Black man's burden: Africa and the curse of the nation-state
de Basil Davidson

critiqué par Oburoni, le 17 janvier 2009
(Waltham Cross - 41 ans)


La note:  étoiles
Héritage colonial
Un livre éclairant qui explique pourquoi la plupart des pays africains, au lendemain de leur indépendance, n'ont que pu sombrer dans la violence, les dictatures, les guerres civiles et ethniques.

La conquête de l'Afrique par les puissances coloniales européennes entraina un certains partage qui, pour des raisons pratiques, divisa des peuples entiers. Ainsi les individus d'un même peuple, d'une même "nation", se retrouvèrent écartelés entre différents empires, à obéir à différents oppresseurs.
Le fait est que, fermement entretenues durant l'ère coloniale, ces divisions furent malheureusement maintenues au lendemain de l'indépendance des dits pays.
Regardez une carte de l'Afrique : les frontières "tracées à la règle", héritage désastreux du colonialisme, donnèrent naissance à des Etats sur papier; mais certainement pas à des Etats-nations dans les faits.
Les conséquences ne pouvaient qu'être catastrophiques...

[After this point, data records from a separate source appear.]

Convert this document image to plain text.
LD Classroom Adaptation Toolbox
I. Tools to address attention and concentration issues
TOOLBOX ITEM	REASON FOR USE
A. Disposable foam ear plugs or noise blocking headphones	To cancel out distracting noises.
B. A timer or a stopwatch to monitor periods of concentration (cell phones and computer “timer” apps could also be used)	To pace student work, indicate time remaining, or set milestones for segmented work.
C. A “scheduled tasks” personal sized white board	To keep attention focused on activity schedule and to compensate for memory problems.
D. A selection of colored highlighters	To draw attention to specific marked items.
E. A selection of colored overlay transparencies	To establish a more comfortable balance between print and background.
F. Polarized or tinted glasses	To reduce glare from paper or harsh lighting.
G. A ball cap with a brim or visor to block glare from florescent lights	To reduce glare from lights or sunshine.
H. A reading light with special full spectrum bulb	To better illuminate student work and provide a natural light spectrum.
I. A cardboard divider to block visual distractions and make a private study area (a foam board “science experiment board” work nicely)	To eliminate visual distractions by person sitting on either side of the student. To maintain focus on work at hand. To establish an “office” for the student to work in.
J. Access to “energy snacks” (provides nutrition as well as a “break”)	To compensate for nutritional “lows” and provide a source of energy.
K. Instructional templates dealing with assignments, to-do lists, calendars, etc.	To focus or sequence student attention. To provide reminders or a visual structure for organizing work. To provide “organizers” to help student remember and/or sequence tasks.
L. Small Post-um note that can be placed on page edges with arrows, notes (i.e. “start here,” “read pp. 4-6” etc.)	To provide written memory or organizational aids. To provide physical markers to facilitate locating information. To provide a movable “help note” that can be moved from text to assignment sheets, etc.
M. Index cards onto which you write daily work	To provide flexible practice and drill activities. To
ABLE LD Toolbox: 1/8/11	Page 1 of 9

Dénonçant les politiques coloniales et néocoloniales, qui n'ont fait qu'attirer le continent au fond du gouffre, Basil Davidson porte aussi le blâme sur les africains; incapables de se libérer pleinement de cet héritage.

Car là est le plus dramatique : des générations d'idéologie raciste ont convaincu que les africains n'avaient pas de culture, pas d'histoire, pas de système politique propre et assez puissant pour donner naissance à des Etas-nations. Préjugé grotesque ( l'étude du peuple Ashanti est un exemple parmi tant d'autres... ) mais qui a pourtant berné même les élites noires, leaders des combats indépendantistes !

Eduqués dans des pays occidentaux, ces derniers sont tombés dans le piège idiot : exacerber les nationalismes plus ou moins créés par les blancs pour mettre fin au système colonial.
Un exemple : ce n'est qu'en en appelant à l'unité entre Ga, Ashantis et Ewe que Kwame Nkrumah a pu rendre l'indépendance de la Gold Coast possible ( l'union contre un oppresseur en commun, les britanniques ). Mais un problème typique survient alors une fois l'indépendance acquise : Ga, Ashantis et Ewe étant trois peuples complètement différents -ils ne parlent même pas la même langue !- comment entretenir le nationalisme nécessaire à la survie de l'Etat nouveau-né, le Ghana ?
Alors, si le Ghana s'en tire plus ou moins bien, d'autres pays sombreront dans les violences interminables... Les guerres ethniques commencent à déchirer le continent.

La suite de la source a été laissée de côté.